Clive overhead and sidled up next to the women and continued Abigail's warning. 'We must never say her name for that will summon her but we must respect and fear her as much as we need to, for she is the keeper of the dark in the woods and has the power to break us or illuminate us, at her desire. If we do not please her in a way of her choosing, she will keenly and unremorsefully lead us into the underworld where she will leave us to die a thousand times and live a thousand times more in a hell that is worse than that of our own creation. If we somehow please her, she will help us transition well to The New Way when Venus connects us. You must never, NEVER, go into the woods alone at daybreak or dusk for that is when she roams and will reflect her enticing light back at you. Without preparation and appeasing, which you clearly have not get done, she will most certainly drop you down to the underworld. And I just don't like your chances, no matter how special you are. Although, truth be told, the Wild Woman is in all of us. Existing in the dark, blackest parts of our mind, waiting to guide us gently back into the day when we have lost our way through the woods of our thoughts. I will tell you though, she is to be feared. Because without warning, she will drag you down by the skin into the layers of hell. Without mercy, too. For she doesn't get attached to your emotions or hear your pleas for help. Her call of judgement is one that is perfunctory and seemingly callous but who are we to judge what she judges? We cannot be both the judged and the judge. We, in our infancy and nobility of mind, in our denseness of energy, of our limited foresight, even those with the gift of prophecy, do not know enough to know the difference between what is right and what is wrong when it comes to deciding the pathway at the crossroads. So…’ he continued passionately, as a few
others had tuned in, ‘…if you cross her at the wrong time, when we have not offered enough, she will slice your throat with her thumbnail and you will bleed your unholy and unprepared blood into the soil below you and will be eaten by the wood mice until you are nothing but empty, bleached bones.' Clive was spitting and his veins stood up in his hands, which were shaped like claws as he warned against the supposed Wild Woman.
Sophie laughed at the delusional fairy tale he was telling. She wondered how much more of this nonsense Clive had stored up inside him.
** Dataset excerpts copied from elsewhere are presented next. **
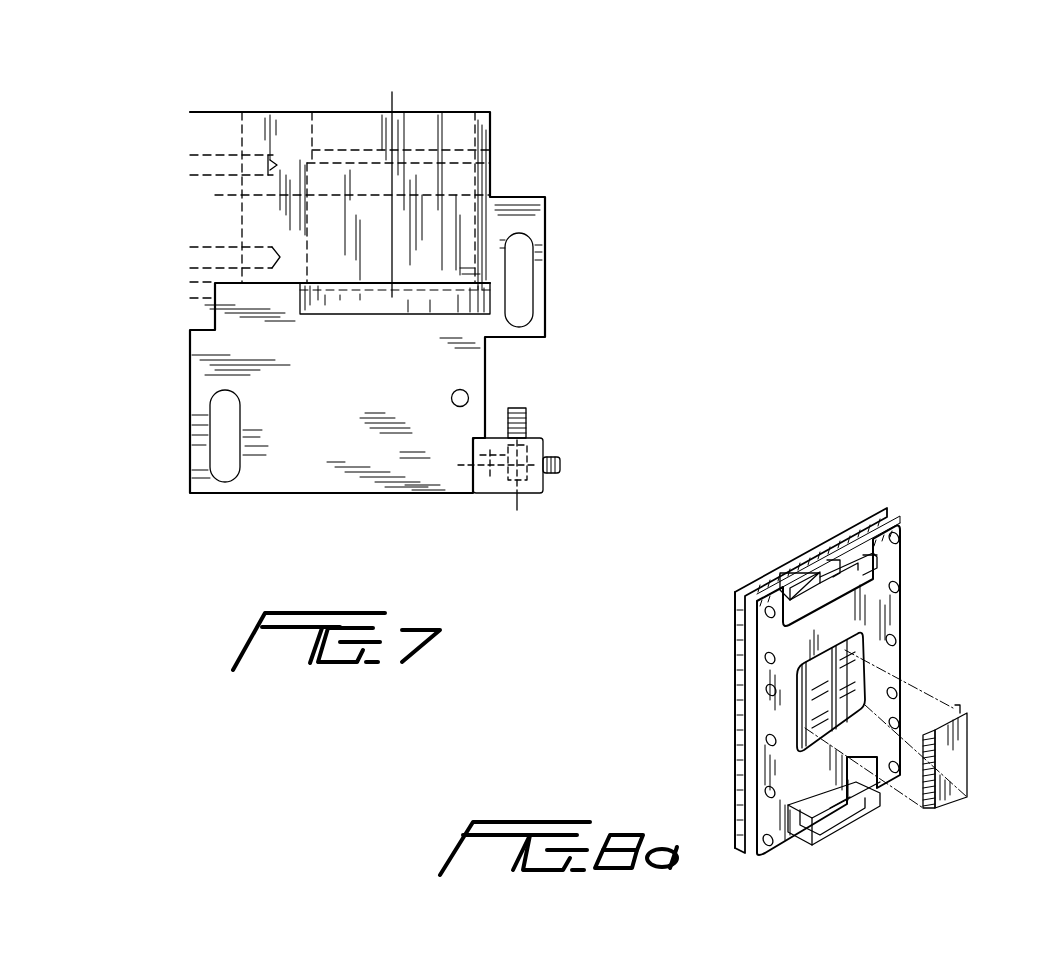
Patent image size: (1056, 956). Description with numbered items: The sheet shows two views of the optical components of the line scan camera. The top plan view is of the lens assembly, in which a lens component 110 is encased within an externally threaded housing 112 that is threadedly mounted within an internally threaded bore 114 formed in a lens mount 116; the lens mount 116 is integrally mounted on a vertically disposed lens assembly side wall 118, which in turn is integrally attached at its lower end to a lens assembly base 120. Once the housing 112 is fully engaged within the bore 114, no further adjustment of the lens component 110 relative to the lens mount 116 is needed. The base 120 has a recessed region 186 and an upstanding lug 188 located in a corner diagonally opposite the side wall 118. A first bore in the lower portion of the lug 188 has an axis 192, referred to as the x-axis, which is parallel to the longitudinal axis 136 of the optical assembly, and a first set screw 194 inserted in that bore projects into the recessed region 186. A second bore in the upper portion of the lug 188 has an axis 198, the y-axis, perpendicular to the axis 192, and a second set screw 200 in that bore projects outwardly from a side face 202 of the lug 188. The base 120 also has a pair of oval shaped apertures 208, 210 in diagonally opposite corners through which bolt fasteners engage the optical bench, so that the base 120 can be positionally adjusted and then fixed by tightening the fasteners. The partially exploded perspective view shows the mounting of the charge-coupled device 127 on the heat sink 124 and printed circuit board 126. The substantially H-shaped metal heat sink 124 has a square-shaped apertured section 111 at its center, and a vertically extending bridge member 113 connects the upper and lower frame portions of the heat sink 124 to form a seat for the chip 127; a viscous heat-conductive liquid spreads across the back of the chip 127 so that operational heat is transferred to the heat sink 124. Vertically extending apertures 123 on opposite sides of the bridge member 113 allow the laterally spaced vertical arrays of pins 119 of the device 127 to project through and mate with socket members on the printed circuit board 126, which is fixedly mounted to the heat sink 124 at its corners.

In FIG. 7, the lens component 110 is at (372, 303).
In FIG. 7, the externally threaded housing 112 is at (473, 183).
In FIG. 7, the internally threaded bore 114 is at (480, 213).
In FIG. 7, the lens mount 116 is at (288, 125).
In FIG. 7, the lens assembly side wall 118 is at (212, 213).
In FIG. 7, the lens assembly base 120 is at (342, 423).
In FIG. 7, the longitudinal axis 136 is at (393, 103).
In FIG. 7, the recessed region 186 is at (512, 360).
In FIG. 7, the upstanding lug 188 is at (490, 487).
In FIG. 7, the axis 192 is at (517, 510).
In FIG. 7, the first externally threaded set screw 194 is at (528, 417).
In FIG. 7, the axis 198 is at (463, 465).
In FIG. 7, the second externally threaded set screw 200 is at (550, 477).
In FIG. 7, the side face 202 is at (543, 448).
In FIG. 7, the oval shaped aperture 208 is at (523, 275).
In FIG. 7, the oval shaped aperture 210 is at (222, 433).
In FIG. 8A, the apertured section 111 is at (848, 627).
In FIG. 8A, the bridge member 113 is at (800, 732).
In FIG. 8A, the pins 119 is at (958, 708).
In FIG. 8A, the vertically extending apertures 123 is at (798, 687).
In FIG. 8A, the heat sink 124 is at (897, 603).
In FIG. 8A, the printed circuit board 126 is at (848, 525).
In FIG. 8A, the charge-coupled device 127 is at (960, 750).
'Silence!' Clive clapped his hands for attention which brought everyone to an abrupt halt. They all rose and stood in a misshapen circle at the edge of the clearing, all facing outwards into the surrounding woods. And like confetti falling, one by one the circle members started repeating the words 'for you, for you' in a melodic and eerie chant. Some held out their wreaths in front of them and some wore wigs fashioned from tree roots, leaves and twigs. Sophie turned to quiz Abigail, but she too had absconded to be part of the circle.